The six activists are all members of the Malen Affected Land Owners and Users Association and they were each sentenced to a minimum of 5 months imprisonment or pay a fine of US$35 000. The ex-MP Siaka Sama was however fined Le60m as he was found guilty of “incitement and conspiracy to commit a crime.”
Meanwhile, the case dates back to 2013 when the 6 people were arrested for allegedly destroying 40 palm plantations, property of Socfin. The civil society has meanwhile opened a bank account to raise money to free the others.
Politico | 25/02/16
Sierra Leone land rights campaigner out of jail
The High Court in Bo has released the leader of land rights activists almost three weeks after he was convicted alongside five others for destroying 40 palm trees that belonged to an agribusiness called Socfin.
Shaka Sama, a former Member of Parliament and the others, all natives of Sahn Malen chiefdom in the Pujehun district, south of Sierra Leone, had accused Socfin, owned by French company Bollore, of land grabbing.
The court also sentenced them to six months in prison and ordered that they pay more than $10,000.
Civil Society groups with support from abroad and some members of the public immediately established a fundraiser, following the verdict, to secure their release but could only raise enough money to free their leader.
Sama told Politico that he was happy for his release and thanked all those who contributed to ensure that he was out.
Asked whether he felt discouraged by the decision of the court, he said: “No. Things like these happen especially when you stand for the right of people. They will punish you for not cooperating with them but I am happy that I stood my ground”.
He added: “I want to appeal to government, chiefdom authorities and the very people who arranged for me to be put behind bars. I want to tell them that I am not deterred. The only way to solve this problem is through dialogue. Let’s sit down as a family and resolve the land crisis”.
Socfin has invested over $100million in the area but landowners and rights groups have consistently accused the company of engaging in a land grab.

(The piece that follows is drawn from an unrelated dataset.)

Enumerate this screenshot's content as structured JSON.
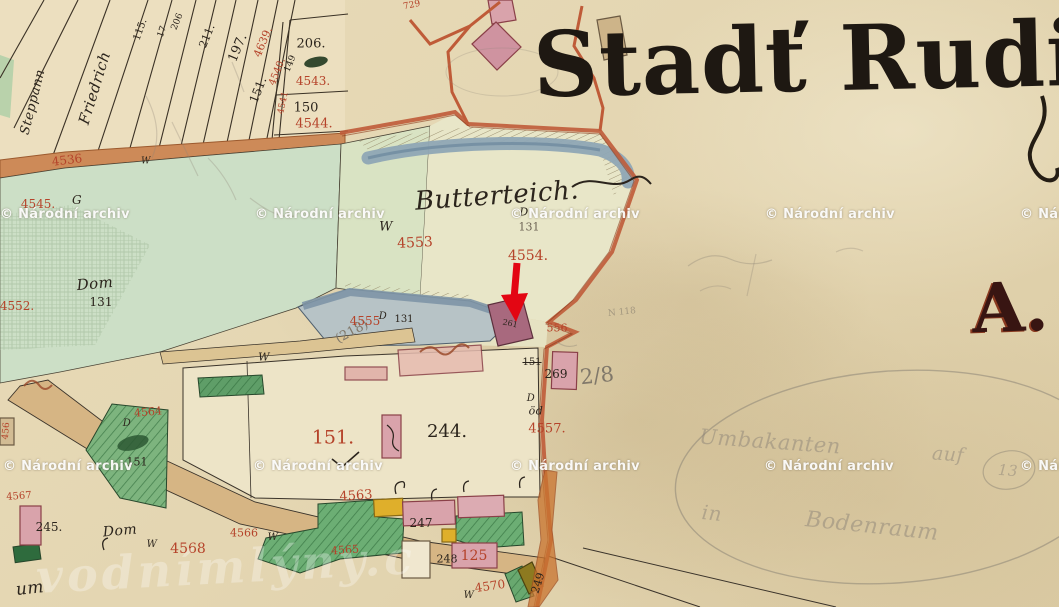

Landowners are paid $2.5 (less than Le 15,000) per year per acre of land and a one-off payment of Le1million to those who had plantation when the land was sold to the company.
The affected people also said that they no longer had farms to grow their crops on and were only doing subsistent farming which was affecting their livelihood.
SOCFIN has over the years denied any wrongdoing, insisting that it complied with all government laws and regulations governing their operations in that part of the country.